I'm trying to draw a torus and a plane tangent to it. Here is my code so far:

F[x_, y_] := {Cos[x] (3 + Cos[y]), Sin[x] (3 + Cos[y]), Sin[y]}
dxF[x_, y_] := D[F[a, b], a] /. {a -> x, b -> y}
dyF[x_, y_] := D[F[a, b], b] /. {a -> x, b -> y}
normal[x_, y_] := Cross[dxF[x, y], dyF[x, y]]
Manipulate[
 Show[Plot3D[(normal[px, py][[1]] (x - F[px, py][[1]]) + 
       normal[px, py][[2]] (y - F[px, py][[2]]))/normal[px, py][[3]] +
     F[px, py][[3]], {x, -4, 4}, {y, -4, 4}], 
  ParametricPlot3D[F[u, t], {t, 0, 2 Pi}, {u, 0, 2 Pi}]], {px, 0, 
  Pi}, {py, 0.1, Pi/2 - 0.1}]

Not sure how to include the output here. This basically draws a torus and a plane but the plane intersects the torus. For some reason the order of the the arguments of SHOW also makes a big difference in output.

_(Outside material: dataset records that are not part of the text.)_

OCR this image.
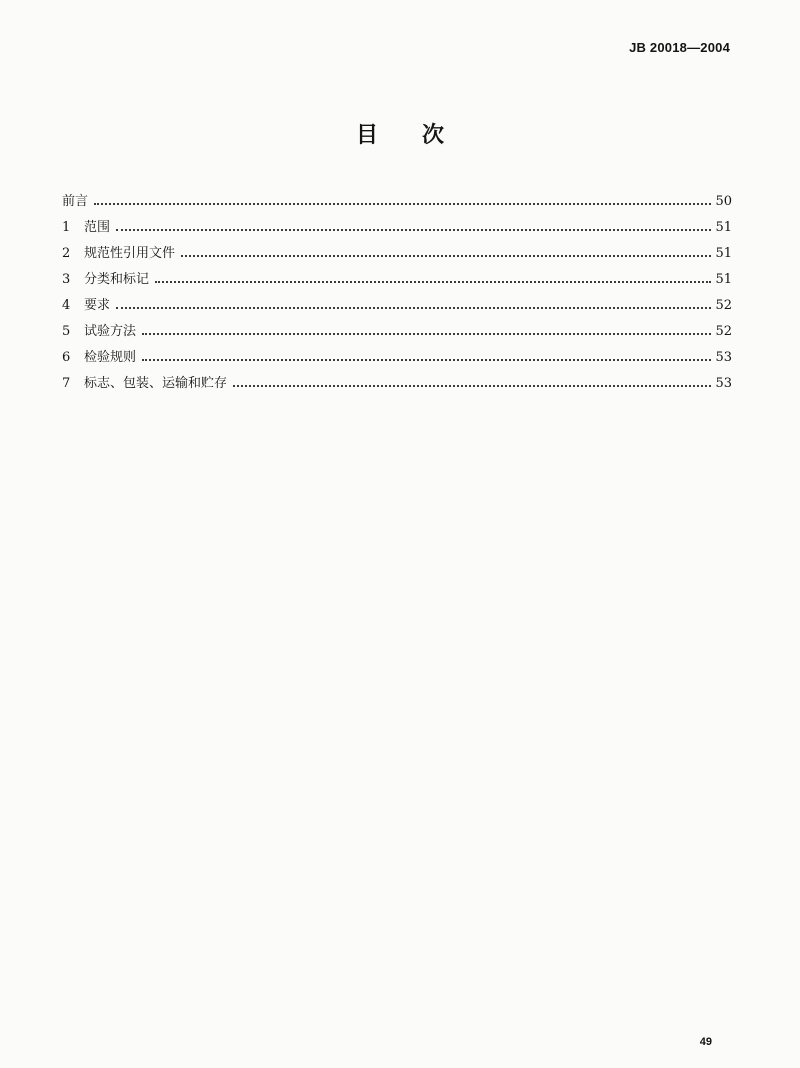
JB 20018—2004
目次
前言	50
1	范围	51
2	规范性引用文件	51
3	分类和标记	51
4	要求	52
5	试验方法	52
6	检验规则	53
7	标志、包装、运输和贮存	53
49
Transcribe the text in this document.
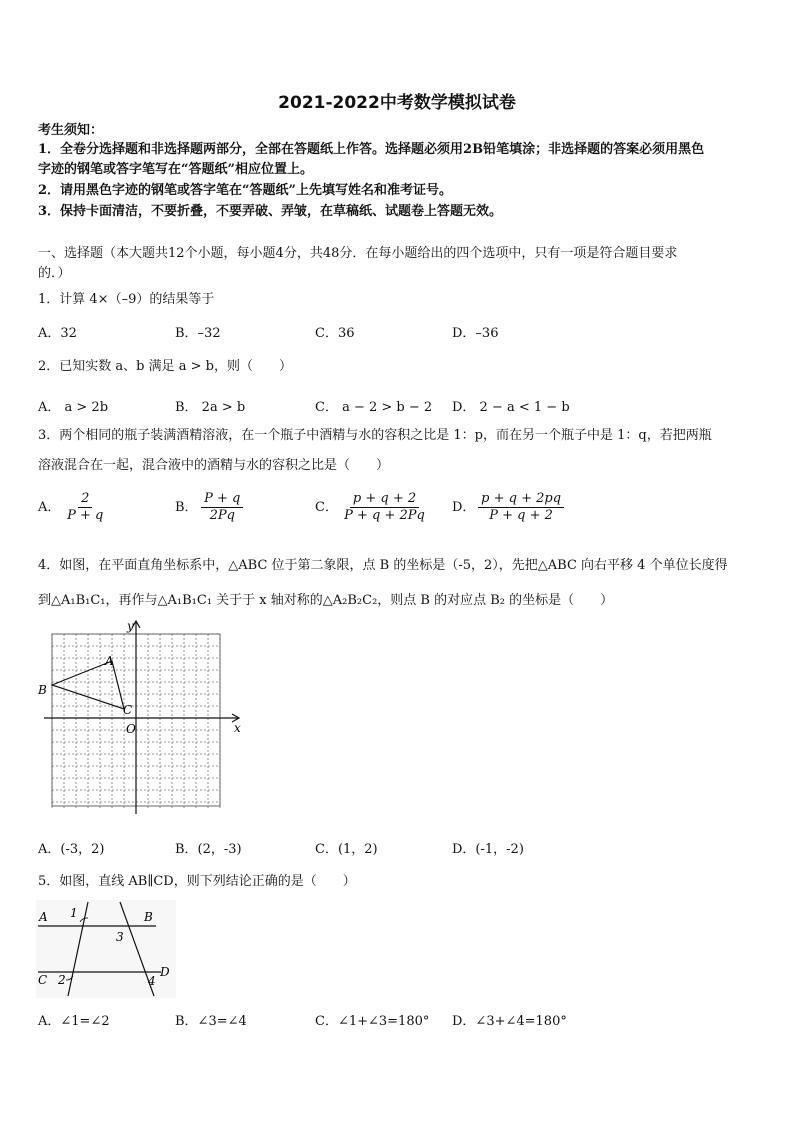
2021-2022中考数学模拟试卷
考生须知：
1．全卷分选择题和非选择题两部分，全部在答题纸上作答。选择题必须用2B铅笔填涂；非选择题的答案必须用黑色
字迹的钢笔或答字笔写在“答题纸”相应位置上。
2．请用黑色字迹的钢笔或答字笔在“答题纸”上先填写姓名和准考证号。
3．保持卡面清洁，不要折叠，不要弄破、弄皱，在草稿纸、试题卷上答题无效。
一、选择题（本大题共12个小题，每小题4分，共48分．在每小题给出的四个选项中，只有一项是符合题目要求
的．）
1．计算 4×（–9）的结果等于
A．32	B．–32	C．36	D．–36
2．已知实数 a、b 满足 a > b，则（　　）
A． a > 2b	B． 2a > b	C． a − 2 > b − 2 D． 2 − a < 1 − b
3．两个相同的瓶子装满酒精溶液，在一个瓶子中酒精与水的容积之比是 1：p，而在另一个瓶子中是 1：q，若把两瓶
溶液混合在一起，混合液中的酒精与水的容积之比是（　　）
A． $\frac{2}{P + q}$	B． $\frac{P + q}{2Pq}$	C． $\frac{p + q + 2}{P + q + 2Pq}$ D． $\frac{p + q + 2pq}{P + q + 2}$
4．如图，在平面直角坐标系中，△ABC 位于第二象限，点 B 的坐标是（-5，2），先把△ABC 向右平移 4 个单位长度得
到△A₁B₁C₁，再作与△A₁B₁C₁ 关于于 x 轴对称的△A₂B₂C₂，则点 B 的对应点 B₂ 的坐标是（　　）
y
x
O
A
B
C
A．(-3，2)	B．(2，-3)	C．(1，2)	D．(-1，-2)
5．如图，直线 AB∥CD，则下列结论正确的是（　　）
A	B
C
D
1
2
3
4
A．∠1=∠2	B．∠3=∠4	C．∠1+∠3=180° D．∠3+∠4=180°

Mathematically this should be pretty simple. I find the normal vector to the torus by taking directional derivatives. Then their cross product is the normal vector $(a,b,c)$ to the tangent plane and the equation $z=\frac{1}{c}(a(x-x_0)+b(y-y_0))+z_0$ defines the plane. What am I doing wrong?